The Aztecs & the Chinese have iron, but no extras. The Egyptians and Japanese have one extra each, but you can't currently buy it. You simply may not be able to trade for iron in this case, at least not for a long time.

All victory conditions are on, but I don't know what VC you want. If you want to expand militarily, I would say immediately build an army. In this case, I'd say a spear army. A horse army is faster, but the ones that I've tried never survived very long. Hide an attack force under the spear army and go whack the Chinese. Take down Shanghai and that should secure iron. Immediately swap some builds to swords. Take Canton if you can. Beijing will probably have to wait. Buy some allies if you can. At the very least they'll be slower to gang up on you.

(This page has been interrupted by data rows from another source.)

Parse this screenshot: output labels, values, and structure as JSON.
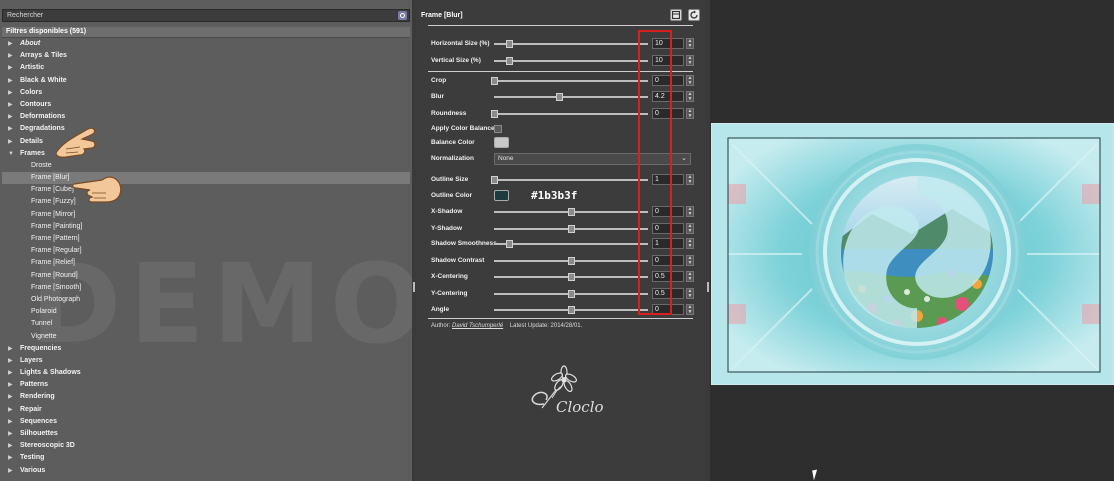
{
  "search": {
    "placeholder": "Rechercher"
  },
  "filters_header": "Filtres disponibles (591)",
  "tree": [
    {
      "label": "About",
      "type": "category",
      "expanded": false,
      "italic": true
    },
    {
      "label": "Arrays & Tiles",
      "type": "category",
      "expanded": false
    },
    {
      "label": "Artistic",
      "type": "category",
      "expanded": false
    },
    {
      "label": "Black & White",
      "type": "category",
      "expanded": false
    },
    {
      "label": "Colors",
      "type": "category",
      "expanded": false
    },
    {
      "label": "Contours",
      "type": "category",
      "expanded": false
    },
    {
      "label": "Deformations",
      "type": "category",
      "expanded": false
    },
    {
      "label": "Degradations",
      "type": "category",
      "expanded": false
    },
    {
      "label": "Details",
      "type": "category",
      "expanded": false
    },
    {
      "label": "Frames",
      "type": "category",
      "expanded": true
    },
    {
      "label": "Droste",
      "type": "child"
    },
    {
      "label": "Frame [Blur]",
      "type": "child",
      "selected": true
    },
    {
      "label": "Frame [Cube]",
      "type": "child"
    },
    {
      "label": "Frame [Fuzzy]",
      "type": "child"
    },
    {
      "label": "Frame [Mirror]",
      "type": "child"
    },
    {
      "label": "Frame [Painting]",
      "type": "child"
    },
    {
      "label": "Frame [Pattern]",
      "type": "child"
    },
    {
      "label": "Frame [Regular]",
      "type": "child"
    },
    {
      "label": "Frame [Relief]",
      "type": "child"
    },
    {
      "label": "Frame [Round]",
      "type": "child"
    },
    {
      "label": "Frame [Smooth]",
      "type": "child"
    },
    {
      "label": "Old Photograph",
      "type": "child"
    },
    {
      "label": "Polaroid",
      "type": "child"
    },
    {
      "label": "Tunnel",
      "type": "child"
    },
    {
      "label": "Vignette",
      "type": "child"
    },
    {
      "label": "Frequencies",
      "type": "category",
      "expanded": false
    },
    {
      "label": "Layers",
      "type": "category",
      "expanded": false
    },
    {
      "label": "Lights & Shadows",
      "type": "category",
      "expanded": false
    },
    {
      "label": "Patterns",
      "type": "category",
      "expanded": false
    },
    {
      "label": "Rendering",
      "type": "category",
      "expanded": false
    },
    {
      "label": "Repair",
      "type": "category",
      "expanded": false
    },
    {
      "label": "Sequences",
      "type": "category",
      "expanded": false
    },
    {
      "label": "Silhouettes",
      "type": "category",
      "expanded": false
    },
    {
      "label": "Stereoscopic 3D",
      "type": "category",
      "expanded": false
    },
    {
      "label": "Testing",
      "type": "category",
      "expanded": false
    },
    {
      "label": "Various",
      "type": "category",
      "expanded": false
    }
  ],
  "watermark": "DEMO VER",
  "filter_title": "Frame [Blur]",
  "params": [
    {
      "id": "horizontal-size",
      "label": "Horizontal Size (%)",
      "kind": "slider",
      "value": "10",
      "fraction": 0.1
    },
    {
      "id": "vertical-size",
      "label": "Vertical Size (%)",
      "kind": "slider",
      "value": "10",
      "fraction": 0.1
    },
    {
      "id": "crop",
      "label": "Crop",
      "kind": "slider",
      "value": "0",
      "fraction": 0.0
    },
    {
      "id": "blur",
      "label": "Blur",
      "kind": "slider",
      "value": "4.2",
      "fraction": 0.42
    },
    {
      "id": "roundness",
      "label": "Roundness",
      "kind": "slider",
      "value": "0",
      "fraction": 0.0
    },
    {
      "id": "apply-color-balance",
      "label": "Apply Color Balance",
      "kind": "checkbox",
      "checked": false
    },
    {
      "id": "balance-color",
      "label": "Balance Color",
      "kind": "color",
      "color": "#c8c8c8"
    },
    {
      "id": "normalization",
      "label": "Normalization",
      "kind": "select",
      "value": "None"
    },
    {
      "id": "outline-size",
      "label": "Outline Size",
      "kind": "slider",
      "value": "1",
      "fraction": 0.0
    },
    {
      "id": "outline-color",
      "label": "Outline Color",
      "kind": "color",
      "color": "#1b3b3f"
    },
    {
      "id": "x-shadow",
      "label": "X-Shadow",
      "kind": "slider",
      "value": "0",
      "fraction": 0.5
    },
    {
      "id": "y-shadow",
      "label": "Y-Shadow",
      "kind": "slider",
      "value": "0",
      "fraction": 0.5
    },
    {
      "id": "shadow-smoothness",
      "label": "Shadow Smoothness",
      "kind": "slider",
      "value": "1",
      "fraction": 0.1
    },
    {
      "id": "shadow-contrast",
      "label": "Shadow Contrast",
      "kind": "slider",
      "value": "0",
      "fraction": 0.5
    },
    {
      "id": "x-centering",
      "label": "X-Centering",
      "kind": "slider",
      "value": "0.5",
      "fraction": 0.5
    },
    {
      "id": "y-centering",
      "label": "Y-Centering",
      "kind": "slider",
      "value": "0.5",
      "fraction": 0.5
    },
    {
      "id": "angle",
      "label": "Angle",
      "kind": "slider",
      "value": "0",
      "fraction": 0.5
    }
  ],
  "outline_hex_annotation": "#1b3b3f",
  "footer": {
    "author_prefix": "Author:",
    "author_name": "David Tschumperlé",
    "updated": "Latest Update: 2014/28/01."
  },
  "logo_text": "Cloclo",
  "colors": {
    "annotation_red": "#d82020",
    "outline_color": "#1b3b3f",
    "preview_cyan": "#a7dfe5"
  }
}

Be warned, though, that your military advisor says you're weak compared to the Chinese. It may take a series of smaller wars to whittle them down to size.

Good luck!
 
I count 15 towns and cities. Is that right? They're all in CXC or CXXC formation.

You have no iron, very few contacts, and only 1 lux. Oh dear...

Well, I suggest that you explore your west coast both north and southwise. The galley on your east coast doesn't seem like it will be very useful since the eastern sea seems to close off (although it might not), surrounded by the Chinese and Aztecs.

Whoever's down south of you doesn't seem very strong... since they're in tundra. You may as well take 3 of the nearest towns, so that your horsemen have some use. However, I would hold off on building more. Instead, I would make aqueducts and marketplaces. Washington should definitely stop making Sun Tzu's. (You don't have nearly enough cities to make building it worthwhile.) Make a marketplace instead.

Are your workers automated? If so, then you'll have little chance of winning this. :(
Try to irrigate the plains and mine your grassland. Unfortunately, because of your close spacing, you may not get much out of your land except a little bit of increased production, which should reduce the time it'd take to make units. You also need more workers, The two towns south of SFO seem to have high food production. Make workers there get the worker making towns to 5 or 7 food per turn.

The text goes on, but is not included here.